To begin with, what is a mobile-first index? Most of us may have the knowledge that Google crawls to the websites as a bot to surf around like a real visitor and follows links on the pages. The purpose of doing so is to add pages to the Google index which helps to better the search results. However, with the advance of the mobile-first index, Google not only visits your website as a desktop user but also as a mobile user. That is a distinction with a huge difference, negligence of such a huge shift may lower the rank of your website in the SERPs. 

The reason why we should care much about this shit is that your site will be presented differently on desktop versus on mobile devices. For instance, some links that appear on the desktop might not appear on the mobile version, which is terrible because Google bot will not trace links that are not there, thus lowering the rank of the website in the SERPs. Additionally, keep in mind that Google also uses other signals to determine the ranking of your website in the organic search results. Factors, such as slow loading speed, and incomplete texts will all affect the ranking.

Google mobile-first index also possess the capacity to read expendable texts, which is a new development. Putting content under a “read more” link used to result in that content not being indexed by Google. However, with the advent of the mobile-first index, content hidden in tabs and accordions will have the same weight as content that’s plainly displayed on the page. This makes perfect sense for mobile users since the texts might not be shown complete on a tiny phone or tablet screen, and that is the reason why companies do not punish webmasters who take advantage of those design features, which is a big win for SEO.
With the promising future of mobile-first index, is there any need for the desktop index? The answer is no.

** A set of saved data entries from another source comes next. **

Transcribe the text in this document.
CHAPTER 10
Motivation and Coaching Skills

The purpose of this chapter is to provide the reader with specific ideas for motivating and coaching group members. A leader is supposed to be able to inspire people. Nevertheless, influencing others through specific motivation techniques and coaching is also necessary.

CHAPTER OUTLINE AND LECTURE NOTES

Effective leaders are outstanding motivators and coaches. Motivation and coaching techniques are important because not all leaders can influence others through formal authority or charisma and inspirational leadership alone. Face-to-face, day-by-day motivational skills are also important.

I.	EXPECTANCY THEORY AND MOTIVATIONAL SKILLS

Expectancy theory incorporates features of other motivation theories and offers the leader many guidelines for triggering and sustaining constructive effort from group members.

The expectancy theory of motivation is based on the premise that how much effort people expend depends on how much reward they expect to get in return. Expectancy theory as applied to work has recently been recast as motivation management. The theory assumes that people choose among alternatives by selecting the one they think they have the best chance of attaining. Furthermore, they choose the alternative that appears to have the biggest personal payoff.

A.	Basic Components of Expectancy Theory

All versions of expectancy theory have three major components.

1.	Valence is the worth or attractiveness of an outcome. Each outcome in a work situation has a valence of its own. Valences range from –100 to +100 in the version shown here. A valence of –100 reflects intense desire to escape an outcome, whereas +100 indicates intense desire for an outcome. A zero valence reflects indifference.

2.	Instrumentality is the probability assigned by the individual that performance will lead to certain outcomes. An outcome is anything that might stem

Currently, Google is running both indexes, and some users will see results from the mobile index, while other users see results from the desktop index. The reality is that people from both subsets have no idea which index they see results from. Google will slow down the desktop index and phase it out when the company feels more confident with the mobile index. But there is one thing for sure, mobile is everything. 

What if you don’t have a responsive website? The Googlebot can still index the desktop version of your site, even though it’s using a mobile user agent. But, anyone who’s serious about making a statement online needs a website that adapts to a mobile platform.